Apologetics is a mainstay of Christianity and for good reason. As 1 Peter 3:15 declares, “Always be prepared to give an answer to everyone who asks you to give the reason for the hope that you have. But do this with gentleness and respect….”
So what exactly is apologetics? The word comes from the Greek word “apologia” meaning a “defense”. We still maintain that idea of offering a defense in our word “apology”, at least insofar as we offer an apology as a defense or excuse.
Here’s an example. Imagine somebody comes late to my class and says “Sorry, I’m late but I was carjacked.” That is not a mea culpa apology which says “I’m sorry for my inexcusable lateness”. Rather, it is a defense apology: “It is unfortunate that I’m late but I’m really not to blame”. Certainly in the case of a carjacking a defense apology is warranted but other times nothing but a mea culpa will do. (The man who hits his girlfriend in a fit of rage had better not say “I’m sorry but you make me so mad.” His only hope at that point is a complete acceptance of blame and a resolve to live his life differently.)
With that in mind, we can think of the Christian apologist as aiming for something like an extended defense apology: “It is unfortunate that I disagree with you but here are the reasons why…”
Stated as such, apologetics is a truth-seeking discipline. It is aimed at identifying the grounds and reasons that a rational person could come to believe Christianity is true. So why is it that apologetics often has a bad name among skeptics of Christianity? In part the problem is that we come up short on the gentleness and respect part. But there is another reason as well: people often don’t believe that the apologist is really concerned with truth seeking at all.

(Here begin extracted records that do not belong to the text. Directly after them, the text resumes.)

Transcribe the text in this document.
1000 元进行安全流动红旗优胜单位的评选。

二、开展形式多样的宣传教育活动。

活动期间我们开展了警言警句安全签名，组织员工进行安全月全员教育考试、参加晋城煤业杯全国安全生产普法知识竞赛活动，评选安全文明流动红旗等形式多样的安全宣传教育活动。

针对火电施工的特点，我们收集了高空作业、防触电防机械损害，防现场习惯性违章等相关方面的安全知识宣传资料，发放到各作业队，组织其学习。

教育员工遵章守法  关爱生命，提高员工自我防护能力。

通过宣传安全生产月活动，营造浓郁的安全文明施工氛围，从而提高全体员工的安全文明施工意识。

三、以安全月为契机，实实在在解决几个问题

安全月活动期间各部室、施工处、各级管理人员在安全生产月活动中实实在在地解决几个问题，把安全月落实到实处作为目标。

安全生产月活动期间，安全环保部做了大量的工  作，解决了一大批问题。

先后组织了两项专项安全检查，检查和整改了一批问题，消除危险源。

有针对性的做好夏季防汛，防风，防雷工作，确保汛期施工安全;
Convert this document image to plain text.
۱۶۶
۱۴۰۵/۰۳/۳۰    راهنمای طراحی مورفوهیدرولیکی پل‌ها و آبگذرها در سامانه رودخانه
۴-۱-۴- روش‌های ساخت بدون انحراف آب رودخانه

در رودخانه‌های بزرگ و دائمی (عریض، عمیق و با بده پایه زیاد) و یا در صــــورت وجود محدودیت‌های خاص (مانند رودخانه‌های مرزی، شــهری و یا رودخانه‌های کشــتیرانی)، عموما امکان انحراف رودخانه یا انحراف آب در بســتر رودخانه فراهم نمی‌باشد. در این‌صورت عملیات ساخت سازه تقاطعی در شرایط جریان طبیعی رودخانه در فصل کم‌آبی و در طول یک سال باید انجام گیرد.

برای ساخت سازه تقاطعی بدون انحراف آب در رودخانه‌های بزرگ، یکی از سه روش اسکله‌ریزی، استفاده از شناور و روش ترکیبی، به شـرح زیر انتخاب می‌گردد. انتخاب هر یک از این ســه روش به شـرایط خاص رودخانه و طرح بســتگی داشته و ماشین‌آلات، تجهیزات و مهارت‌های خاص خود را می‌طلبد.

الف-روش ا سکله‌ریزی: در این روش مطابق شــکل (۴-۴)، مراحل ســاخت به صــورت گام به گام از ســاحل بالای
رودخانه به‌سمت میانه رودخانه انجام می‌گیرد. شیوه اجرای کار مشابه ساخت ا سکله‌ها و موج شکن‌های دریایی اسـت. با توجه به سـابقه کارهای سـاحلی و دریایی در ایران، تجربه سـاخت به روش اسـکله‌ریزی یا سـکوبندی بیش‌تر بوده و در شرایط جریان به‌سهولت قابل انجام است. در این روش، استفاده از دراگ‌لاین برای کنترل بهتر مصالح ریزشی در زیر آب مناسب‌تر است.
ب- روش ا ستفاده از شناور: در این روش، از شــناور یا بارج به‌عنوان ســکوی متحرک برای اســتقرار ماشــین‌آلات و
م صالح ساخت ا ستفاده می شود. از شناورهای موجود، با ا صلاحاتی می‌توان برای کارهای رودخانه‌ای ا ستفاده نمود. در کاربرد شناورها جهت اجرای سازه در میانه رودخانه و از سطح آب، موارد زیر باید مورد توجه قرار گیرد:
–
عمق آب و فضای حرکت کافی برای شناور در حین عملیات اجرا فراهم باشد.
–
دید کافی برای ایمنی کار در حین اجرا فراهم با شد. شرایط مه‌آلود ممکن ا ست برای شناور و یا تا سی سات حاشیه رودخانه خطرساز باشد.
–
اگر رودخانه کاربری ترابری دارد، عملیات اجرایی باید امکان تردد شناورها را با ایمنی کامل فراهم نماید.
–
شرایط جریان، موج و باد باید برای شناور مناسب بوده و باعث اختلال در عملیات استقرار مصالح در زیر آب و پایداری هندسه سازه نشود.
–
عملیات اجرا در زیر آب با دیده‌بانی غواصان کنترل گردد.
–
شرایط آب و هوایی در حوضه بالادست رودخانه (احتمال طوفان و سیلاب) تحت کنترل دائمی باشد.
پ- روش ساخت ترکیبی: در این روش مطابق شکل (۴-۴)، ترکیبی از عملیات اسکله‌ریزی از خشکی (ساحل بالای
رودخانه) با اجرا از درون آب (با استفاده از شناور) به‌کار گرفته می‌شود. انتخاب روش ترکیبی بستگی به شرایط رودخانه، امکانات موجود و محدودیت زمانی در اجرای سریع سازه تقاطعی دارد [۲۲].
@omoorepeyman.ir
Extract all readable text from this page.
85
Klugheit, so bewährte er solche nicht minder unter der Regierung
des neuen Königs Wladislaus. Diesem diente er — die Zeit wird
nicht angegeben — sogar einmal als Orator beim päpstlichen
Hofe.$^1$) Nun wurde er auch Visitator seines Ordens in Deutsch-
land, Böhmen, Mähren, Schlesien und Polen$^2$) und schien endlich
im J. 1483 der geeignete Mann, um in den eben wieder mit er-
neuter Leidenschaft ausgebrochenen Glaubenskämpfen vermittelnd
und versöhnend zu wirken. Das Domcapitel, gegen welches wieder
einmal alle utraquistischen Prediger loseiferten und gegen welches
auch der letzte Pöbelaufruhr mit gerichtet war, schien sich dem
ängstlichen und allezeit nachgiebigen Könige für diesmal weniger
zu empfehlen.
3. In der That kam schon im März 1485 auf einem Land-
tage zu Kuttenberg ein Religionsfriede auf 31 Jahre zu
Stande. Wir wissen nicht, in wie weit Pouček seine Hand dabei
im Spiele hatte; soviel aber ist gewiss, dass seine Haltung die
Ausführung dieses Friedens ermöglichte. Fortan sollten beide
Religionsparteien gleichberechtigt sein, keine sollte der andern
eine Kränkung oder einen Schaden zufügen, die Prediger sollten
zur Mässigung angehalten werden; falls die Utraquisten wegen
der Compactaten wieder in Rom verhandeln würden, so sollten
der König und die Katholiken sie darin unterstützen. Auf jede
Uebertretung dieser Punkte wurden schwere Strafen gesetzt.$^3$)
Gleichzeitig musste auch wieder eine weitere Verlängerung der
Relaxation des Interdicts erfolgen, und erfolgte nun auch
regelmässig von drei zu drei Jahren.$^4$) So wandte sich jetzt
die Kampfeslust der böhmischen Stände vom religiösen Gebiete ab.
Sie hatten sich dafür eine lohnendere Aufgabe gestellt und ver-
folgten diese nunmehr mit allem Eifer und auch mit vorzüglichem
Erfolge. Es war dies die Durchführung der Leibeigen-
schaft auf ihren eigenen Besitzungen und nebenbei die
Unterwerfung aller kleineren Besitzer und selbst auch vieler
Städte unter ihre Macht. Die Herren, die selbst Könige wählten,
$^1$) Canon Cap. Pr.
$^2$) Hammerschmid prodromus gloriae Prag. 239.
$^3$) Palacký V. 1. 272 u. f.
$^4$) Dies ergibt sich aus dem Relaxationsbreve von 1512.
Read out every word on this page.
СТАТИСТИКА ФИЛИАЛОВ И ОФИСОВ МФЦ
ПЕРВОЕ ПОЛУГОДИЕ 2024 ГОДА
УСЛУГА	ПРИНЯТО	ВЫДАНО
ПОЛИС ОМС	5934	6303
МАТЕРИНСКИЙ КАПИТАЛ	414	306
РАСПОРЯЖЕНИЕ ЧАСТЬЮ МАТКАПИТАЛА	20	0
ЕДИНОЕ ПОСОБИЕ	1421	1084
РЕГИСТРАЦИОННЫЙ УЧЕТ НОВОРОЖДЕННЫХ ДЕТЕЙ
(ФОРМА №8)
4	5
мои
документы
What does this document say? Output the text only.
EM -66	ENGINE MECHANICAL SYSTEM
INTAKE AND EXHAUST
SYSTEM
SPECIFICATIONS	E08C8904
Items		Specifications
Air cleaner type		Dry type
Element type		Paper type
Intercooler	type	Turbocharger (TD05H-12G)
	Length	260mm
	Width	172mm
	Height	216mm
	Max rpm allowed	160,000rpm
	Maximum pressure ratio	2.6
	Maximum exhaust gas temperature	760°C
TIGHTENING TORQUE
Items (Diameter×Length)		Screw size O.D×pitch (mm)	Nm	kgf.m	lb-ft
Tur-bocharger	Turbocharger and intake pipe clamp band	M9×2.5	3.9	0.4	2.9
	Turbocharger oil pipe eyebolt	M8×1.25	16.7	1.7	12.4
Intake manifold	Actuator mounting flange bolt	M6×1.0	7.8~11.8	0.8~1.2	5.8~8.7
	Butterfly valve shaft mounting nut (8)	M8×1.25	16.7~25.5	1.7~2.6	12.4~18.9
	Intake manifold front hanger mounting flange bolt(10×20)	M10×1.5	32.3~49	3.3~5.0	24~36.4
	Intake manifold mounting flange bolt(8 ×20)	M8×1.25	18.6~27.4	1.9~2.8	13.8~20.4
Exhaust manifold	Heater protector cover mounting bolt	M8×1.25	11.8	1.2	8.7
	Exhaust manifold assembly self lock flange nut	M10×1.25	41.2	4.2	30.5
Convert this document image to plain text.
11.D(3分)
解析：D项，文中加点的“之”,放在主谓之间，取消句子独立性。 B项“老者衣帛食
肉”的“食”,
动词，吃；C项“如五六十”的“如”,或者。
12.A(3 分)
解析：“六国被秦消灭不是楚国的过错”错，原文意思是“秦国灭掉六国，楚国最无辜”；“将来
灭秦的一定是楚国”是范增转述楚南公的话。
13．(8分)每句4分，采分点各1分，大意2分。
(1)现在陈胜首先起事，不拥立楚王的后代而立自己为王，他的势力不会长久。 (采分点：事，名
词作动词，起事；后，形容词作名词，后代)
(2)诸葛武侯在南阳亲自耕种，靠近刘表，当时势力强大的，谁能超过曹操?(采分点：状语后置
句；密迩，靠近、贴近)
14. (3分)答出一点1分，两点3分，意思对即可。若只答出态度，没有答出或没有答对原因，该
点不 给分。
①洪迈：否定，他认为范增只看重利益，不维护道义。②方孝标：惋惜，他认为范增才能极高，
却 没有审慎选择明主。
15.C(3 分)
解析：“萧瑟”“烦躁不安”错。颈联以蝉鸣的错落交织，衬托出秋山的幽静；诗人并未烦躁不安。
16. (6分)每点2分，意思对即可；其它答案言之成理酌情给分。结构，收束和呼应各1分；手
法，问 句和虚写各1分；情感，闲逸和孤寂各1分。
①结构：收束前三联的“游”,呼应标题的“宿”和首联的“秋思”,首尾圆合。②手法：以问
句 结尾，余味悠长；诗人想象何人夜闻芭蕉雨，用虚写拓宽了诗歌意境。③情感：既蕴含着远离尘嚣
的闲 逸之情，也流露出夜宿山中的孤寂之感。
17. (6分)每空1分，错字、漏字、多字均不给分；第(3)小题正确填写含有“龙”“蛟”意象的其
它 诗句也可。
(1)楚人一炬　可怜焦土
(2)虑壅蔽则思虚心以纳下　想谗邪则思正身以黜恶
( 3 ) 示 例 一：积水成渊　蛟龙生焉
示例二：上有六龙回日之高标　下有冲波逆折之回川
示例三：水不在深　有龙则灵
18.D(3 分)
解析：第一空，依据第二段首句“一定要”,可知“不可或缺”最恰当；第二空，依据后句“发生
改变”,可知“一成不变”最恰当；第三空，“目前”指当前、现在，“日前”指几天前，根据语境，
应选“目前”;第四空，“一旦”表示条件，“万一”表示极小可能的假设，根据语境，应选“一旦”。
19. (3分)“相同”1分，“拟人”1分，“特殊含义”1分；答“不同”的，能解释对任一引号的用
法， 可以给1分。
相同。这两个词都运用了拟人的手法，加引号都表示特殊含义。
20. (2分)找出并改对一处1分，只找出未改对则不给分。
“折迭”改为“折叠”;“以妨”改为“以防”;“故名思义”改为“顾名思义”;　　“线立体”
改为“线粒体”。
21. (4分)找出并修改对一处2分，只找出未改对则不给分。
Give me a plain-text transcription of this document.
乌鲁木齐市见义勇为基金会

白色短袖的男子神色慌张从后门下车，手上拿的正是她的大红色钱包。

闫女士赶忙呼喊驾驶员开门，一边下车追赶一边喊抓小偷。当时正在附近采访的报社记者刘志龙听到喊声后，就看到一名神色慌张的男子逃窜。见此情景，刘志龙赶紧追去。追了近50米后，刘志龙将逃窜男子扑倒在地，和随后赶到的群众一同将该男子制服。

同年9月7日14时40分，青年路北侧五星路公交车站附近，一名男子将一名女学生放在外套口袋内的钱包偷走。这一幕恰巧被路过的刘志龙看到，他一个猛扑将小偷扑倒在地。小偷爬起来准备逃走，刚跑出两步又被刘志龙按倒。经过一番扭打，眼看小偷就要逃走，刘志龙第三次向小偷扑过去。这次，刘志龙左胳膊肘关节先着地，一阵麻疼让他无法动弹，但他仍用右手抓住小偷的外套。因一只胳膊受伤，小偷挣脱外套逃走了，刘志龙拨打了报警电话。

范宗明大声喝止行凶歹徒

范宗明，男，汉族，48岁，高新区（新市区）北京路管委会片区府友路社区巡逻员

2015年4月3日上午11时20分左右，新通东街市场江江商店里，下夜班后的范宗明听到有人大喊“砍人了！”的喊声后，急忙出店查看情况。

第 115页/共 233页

Let’s say that I’m looking for a mortgage. I have two alternatives. I could go to the personal banker at my local TD Canada Trust where he will declare with confidence that his bank offers the best deal. Maybe it does, but the concern will linger: if his ultimate allegiance is to the bank, why should I trust him?
And so I switch to plan B: visit a mortgage broker who has no final allegiance to any one of the banks. His allegiance is instead to identifying where the superior mortgage is to be found. If that turns out to be TD Canada Trust then well and good, but it could just as well be ING or Bank of Montreal.
So there’s the problem in a nutshell. Apologists are viewed with suspicion because their concern is really like that of the personal banker – selling what their business has to offer – rather than with the mortgage broker who is concerned with getting at the truth.
Of course there is some truth to this complaint. I read and hear Christian apologists all the time who intentionally or unintentionally are skewing things to their advantage in a way that belies their claims to be simply defenders of truth. To take one example, recently a popular Christian apologist debated an infamous atheist. After the debate the Christian apologist chortled that when the atheist had raised a point he couldn’t answer he engaged in an old debater’s trick: he changed the topic.
He may have thought that a clever debater’s trick, but Plato would have dismissed it as sophistry of the worst sort. If a debate is about winning then about getting at the truth then it really is a useless exercise.
This is a problem but make no mistake: it is not a problem unique to Christian apologists. There are apologists who are Muslims, Mormons, atheists, secularists, and indeed from every different worldview imaginable, who conduct themselves more as personal bankers than mortgage brokers. Obviously this is not a matter of Christianity or religion. It is a matter of whether we – whoever the “we” happens to be – are more concerned with getting at truth than merely vindicating our status quo of belief.
Nor is the problem limited to worldviews. You can just as well be a company man who defends your company and its products with the same dedication that a cultist defends her leader. Or you might be an over protective parent who becomes an embarrasing apologist for your brat every time the kid makes an appearance in juvenile court. There are bad apologists everywhere. But the problem is not with arguing for a position over-against alternatives, and it would be absurd to suggest that it is. Rather, the problem is with defending a position in a way that is incautious, intractable, and irrational.
With that in mind, let me offer a very modest suggestion: the very best kind of apologist is not the one who aims at winning arguments or making converts, but rather the one who aims to lay the truth bare. That, it seems to me, requires no apology.